We watched the cook who came into the room and lit the fire. When the first crackling filled the room and the pine had caught, she left, observing that we were to eat in an hour.
“You want to wash up?” asked Cave mechanically, his eyes on the fire, his hands clasped in his lap like those dingy marble replicas of hands which decorate medieval tombs: that night there was an unhuman look to Cave: pale, withdrawn, inert ... his lips barely moving when he spoke, as though another’s voice spoke through senseless flesh.
“No thanks,” I said, a little chilled by his tone, by his remoteness. I got him off the subject of the accident as quickly as possible and we talked until dinner of the introduction I was to write. It was most enlightening.
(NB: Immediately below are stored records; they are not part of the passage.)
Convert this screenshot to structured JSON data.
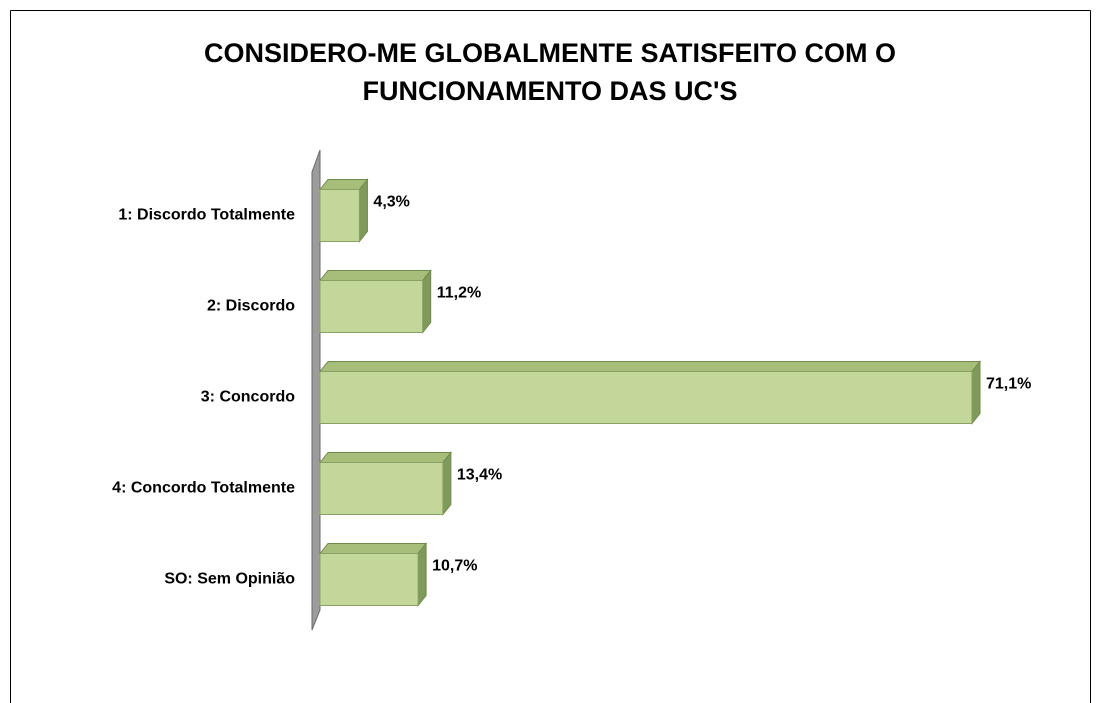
{
  "chart_data": {
    "type": "bar3d-horizontal",
    "title": "CONSIDERO-ME GLOBALMENTE SATISFEITO COM O FUNCIONAMENTO DAS UC'S",
    "categories": [
      "1: Discordo Totalmente",
      "2: Discordo",
      "3: Concordo",
      "4: Concordo Totalmente",
      "SO: Sem Opinião"
    ],
    "values": [
      4.3,
      11.2,
      71.1,
      13.4,
      10.7
    ],
    "value_labels": [
      "4,3%",
      "11,2%",
      "71,1%",
      "13,4%",
      "10,7%"
    ],
    "color": "#c4d79b"
  }
}
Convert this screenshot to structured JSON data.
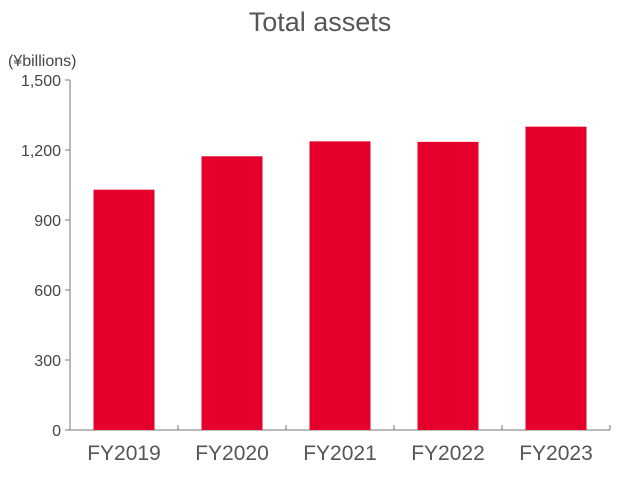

As I suspected, Cave had read only the Bible and that superficially, just enough to be able, at crucial moments, to affect the seventeenth-century prose of the translators and to confound thereby simple listeners with the familiar authority of his manner. His knowledge of philosophy did not even encompass the names of the principals. Plato and Aristotle rang faint, unrelated bells and with them the meager carillon ended.
“I don’t know why you want to drag in those people,” he said, after I had suggested Zoroaster as a possible point of beginning. “Most people have never heard of them either. And what I have to say is all my own. It doesn’t tie in with any of them or, if it does, it’s a coincidence because I never picked it up anywhere.”
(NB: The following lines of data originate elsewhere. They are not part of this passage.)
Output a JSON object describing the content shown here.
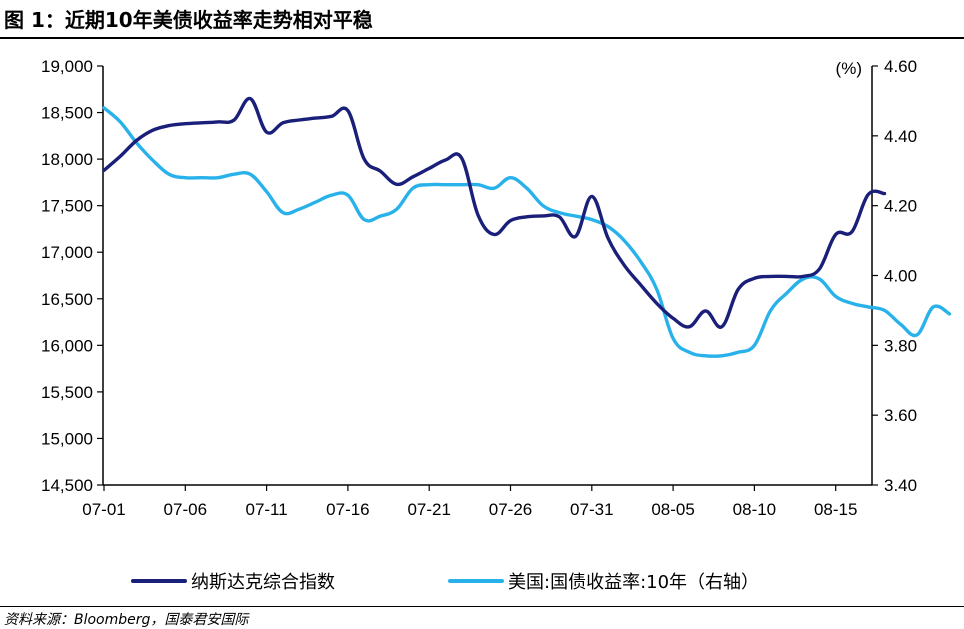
{
  "header": {
    "title": "图 1：近期10年美债收益率走势相对平稳"
  },
  "footer": {
    "source": "资料来源：Bloomberg，国泰君安国际"
  },
  "chart_data": {
    "type": "line",
    "x_tick_labels": [
      "07-01",
      "07-06",
      "07-11",
      "07-16",
      "07-21",
      "07-26",
      "07-31",
      "08-05",
      "08-10",
      "08-15"
    ],
    "left_axis": {
      "ylim": [
        14500,
        19000
      ],
      "ticks": [
        "14,500",
        "15,000",
        "15,500",
        "16,000",
        "16,500",
        "17,000",
        "17,500",
        "18,000",
        "18,500",
        "19,000"
      ]
    },
    "right_axis": {
      "unit_label": "(%)",
      "ylim": [
        3.4,
        4.6
      ],
      "ticks": [
        "3.40",
        "3.60",
        "3.80",
        "4.00",
        "4.20",
        "4.40",
        "4.60"
      ]
    },
    "grid": false,
    "legend_position": "bottom",
    "series": [
      {
        "name": "纳斯达克综合指数",
        "axis": "left",
        "color": "#1a1f7a",
        "points": [
          [
            0,
            17880
          ],
          [
            1,
            18030
          ],
          [
            2,
            18200
          ],
          [
            3,
            18310
          ],
          [
            4,
            18360
          ],
          [
            5,
            18380
          ],
          [
            6,
            18390
          ],
          [
            7,
            18400
          ],
          [
            8,
            18420
          ],
          [
            9,
            18650
          ],
          [
            10,
            18290
          ],
          [
            11,
            18390
          ],
          [
            12,
            18420
          ],
          [
            13,
            18440
          ],
          [
            14,
            18460
          ],
          [
            15,
            18520
          ],
          [
            16,
            18000
          ],
          [
            17,
            17870
          ],
          [
            18,
            17730
          ],
          [
            19,
            17810
          ],
          [
            20,
            17900
          ],
          [
            21,
            17990
          ],
          [
            22,
            18010
          ],
          [
            23,
            17400
          ],
          [
            24,
            17190
          ],
          [
            25,
            17340
          ],
          [
            26,
            17380
          ],
          [
            27,
            17390
          ],
          [
            28,
            17380
          ],
          [
            29,
            17170
          ],
          [
            30,
            17600
          ],
          [
            31,
            17150
          ],
          [
            32,
            16860
          ],
          [
            33,
            16650
          ],
          [
            34,
            16450
          ],
          [
            35,
            16290
          ],
          [
            36,
            16200
          ],
          [
            37,
            16370
          ],
          [
            38,
            16200
          ],
          [
            39,
            16600
          ],
          [
            40,
            16720
          ],
          [
            41,
            16740
          ],
          [
            42,
            16740
          ],
          [
            43,
            16740
          ],
          [
            44,
            16820
          ],
          [
            45,
            17190
          ],
          [
            46,
            17220
          ],
          [
            47,
            17620
          ],
          [
            48,
            17630
          ]
        ]
      },
      {
        "name": "美国:国债收益率:10年（右轴）",
        "axis": "right",
        "color": "#29b2ea",
        "points": [
          [
            0,
            4.48
          ],
          [
            1,
            4.44
          ],
          [
            2,
            4.38
          ],
          [
            3,
            4.33
          ],
          [
            4,
            4.29
          ],
          [
            5,
            4.28
          ],
          [
            6,
            4.28
          ],
          [
            7,
            4.28
          ],
          [
            8,
            4.29
          ],
          [
            9,
            4.29
          ],
          [
            10,
            4.24
          ],
          [
            11,
            4.18
          ],
          [
            12,
            4.19
          ],
          [
            13,
            4.21
          ],
          [
            14,
            4.23
          ],
          [
            15,
            4.23
          ],
          [
            16,
            4.16
          ],
          [
            17,
            4.17
          ],
          [
            18,
            4.19
          ],
          [
            19,
            4.25
          ],
          [
            20,
            4.26
          ],
          [
            21,
            4.26
          ],
          [
            22,
            4.26
          ],
          [
            23,
            4.26
          ],
          [
            24,
            4.25
          ],
          [
            25,
            4.28
          ],
          [
            26,
            4.25
          ],
          [
            27,
            4.2
          ],
          [
            28,
            4.18
          ],
          [
            29,
            4.17
          ],
          [
            30,
            4.16
          ],
          [
            31,
            4.14
          ],
          [
            32,
            4.1
          ],
          [
            33,
            4.04
          ],
          [
            34,
            3.96
          ],
          [
            35,
            3.82
          ],
          [
            36,
            3.78
          ],
          [
            37,
            3.77
          ],
          [
            38,
            3.77
          ],
          [
            39,
            3.78
          ],
          [
            40,
            3.8
          ],
          [
            41,
            3.9
          ],
          [
            42,
            3.95
          ],
          [
            43,
            3.99
          ],
          [
            44,
            3.99
          ],
          [
            45,
            3.94
          ],
          [
            46,
            3.92
          ],
          [
            47,
            3.91
          ],
          [
            48,
            3.9
          ],
          [
            49,
            3.86
          ],
          [
            50,
            3.83
          ],
          [
            51,
            3.91
          ],
          [
            52,
            3.89
          ]
        ]
      }
    ]
  }
}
“I think, though, that it would help matters if we did provide a sort of family tree for you, to show....”
“I don’t.” He gestured with his effigy-hands. “Let them argue about it later. For now, act like this is a new beginning, which it is. I have only one thing to give people and that is the way to die without fear, gladly ... to accept nothing for what it is, a long and dreamless sleep.”
I had to fight against that voice, those eyes which as always, when he chose, could dominate any listener. Despite my close association with him, despite the thousands of times I heard him speak, I was never, even in moments of lucid disenchantment, quite able to resist his power. He was a magician in the great line of Simon Magus and the Faust of legend. That much, even now, I will acknowledge ... his divinity, however, was and is the work of others, shaped and directed by the race’s recurrent need.
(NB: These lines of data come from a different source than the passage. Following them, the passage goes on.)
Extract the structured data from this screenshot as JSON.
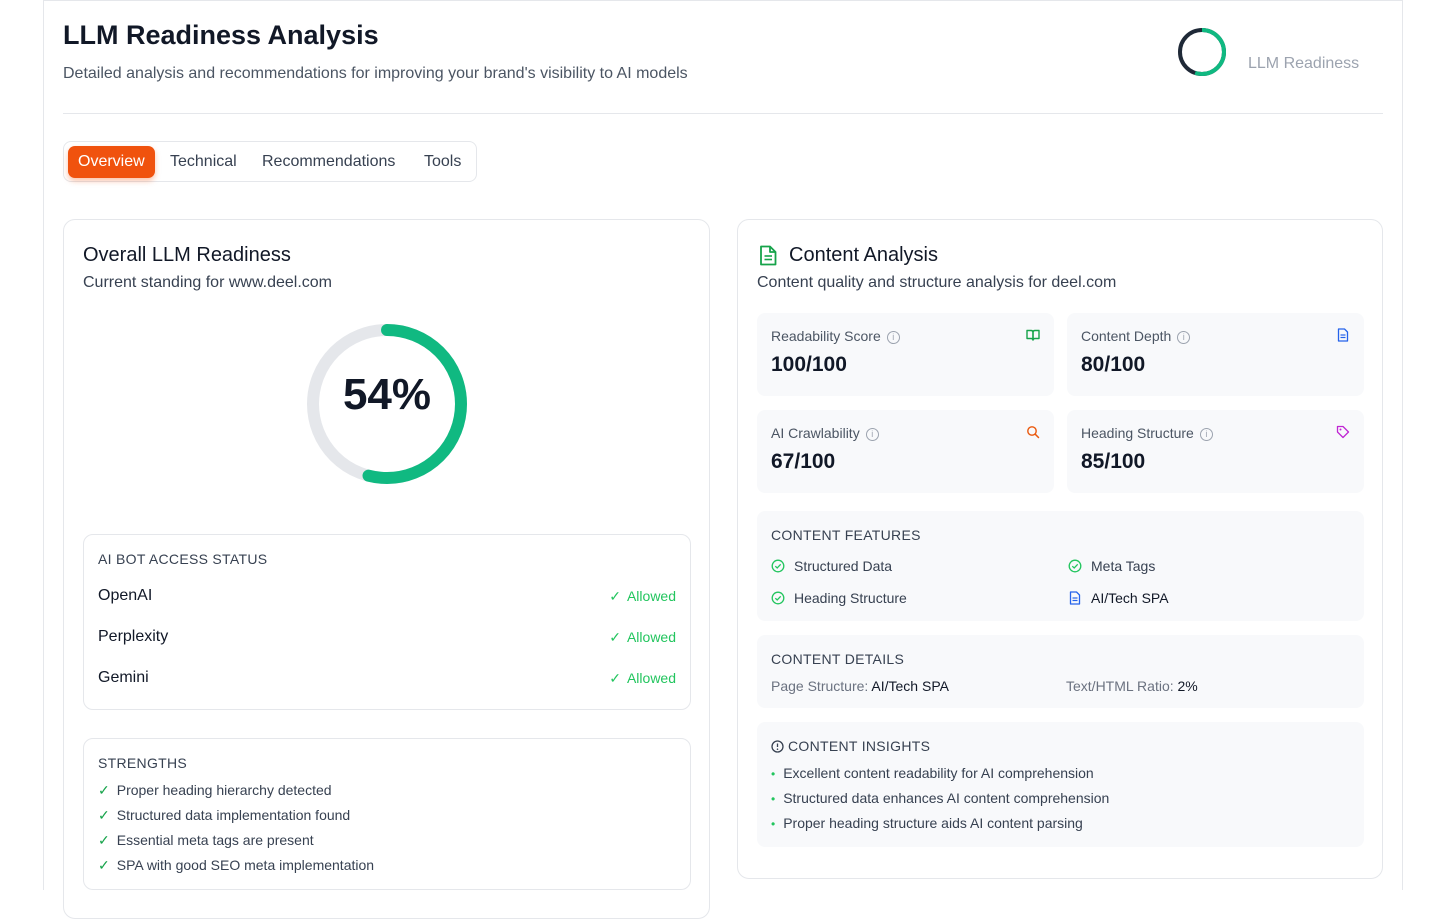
{
  "header": {
    "title": "LLM Readiness Analysis",
    "subtitle": "Detailed analysis and recommendations for improving your brand's visibility to AI models",
    "ring_label": "LLM Readiness"
  },
  "tabs": [
    {
      "label": "Overview",
      "active": true
    },
    {
      "label": "Technical",
      "active": false
    },
    {
      "label": "Recommendations",
      "active": false
    },
    {
      "label": "Tools",
      "active": false
    }
  ],
  "overall": {
    "title": "Overall LLM Readiness",
    "subtitle": "Current standing for www.deel.com",
    "score_text": "54%",
    "score_fraction": 0.54,
    "bot_access": {
      "heading": "AI BOT ACCESS STATUS",
      "rows": [
        {
          "name": "OpenAI",
          "status": "Allowed"
        },
        {
          "name": "Perplexity",
          "status": "Allowed"
        },
        {
          "name": "Gemini",
          "status": "Allowed"
        }
      ]
    },
    "strengths": {
      "heading": "STRENGTHS",
      "items": [
        "Proper heading hierarchy detected",
        "Structured data implementation found",
        "Essential meta tags are present",
        "SPA with good SEO meta implementation"
      ]
    }
  },
  "content": {
    "title": "Content Analysis",
    "subtitle": "Content quality and structure analysis for deel.com",
    "metrics": [
      {
        "label": "Readability Score",
        "value": "100/100",
        "icon": "book-open-icon",
        "color": "#16a34a"
      },
      {
        "label": "Content Depth",
        "value": "80/100",
        "icon": "document-icon",
        "color": "#2563eb"
      },
      {
        "label": "AI Crawlability",
        "value": "67/100",
        "icon": "search-icon",
        "color": "#ea580c"
      },
      {
        "label": "Heading Structure",
        "value": "85/100",
        "icon": "tag-icon",
        "color": "#c026d3"
      }
    ],
    "features": {
      "heading": "CONTENT FEATURES",
      "items": [
        {
          "label": "Structured Data",
          "icon": "check-circle-icon"
        },
        {
          "label": "Meta Tags",
          "icon": "check-circle-icon"
        },
        {
          "label": "Heading Structure",
          "icon": "check-circle-icon"
        },
        {
          "label": "AI/Tech SPA",
          "icon": "document-icon"
        }
      ]
    },
    "details": {
      "heading": "CONTENT DETAILS",
      "page_structure_label": "Page Structure:",
      "page_structure_value": "AI/Tech SPA",
      "ratio_label": "Text/HTML Ratio:",
      "ratio_value": "2%"
    },
    "insights": {
      "heading": "CONTENT INSIGHTS",
      "items": [
        "Excellent content readability for AI comprehension",
        "Structured data enhances AI content comprehension",
        "Proper heading structure aids AI content parsing"
      ]
    }
  },
  "colors": {
    "accent": "#f0520e",
    "success": "#22c55e",
    "ring": "#10b981"
  }
}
I surrendered in the name of philosophy with a certain relief, and he spoke in specific terms of what he believed and what I should write in his name.
It was not until after dinner that we got around, all three of us, to a problem which was soon to absorb us all, with near-disastrous results.
We had been talking amiably of neutral things and Cave had emerged somewhat from his earlier despondency. He got on to the subject of the farm where we were, of its attractiveness and remoteness, of its owner who lived in Spokane.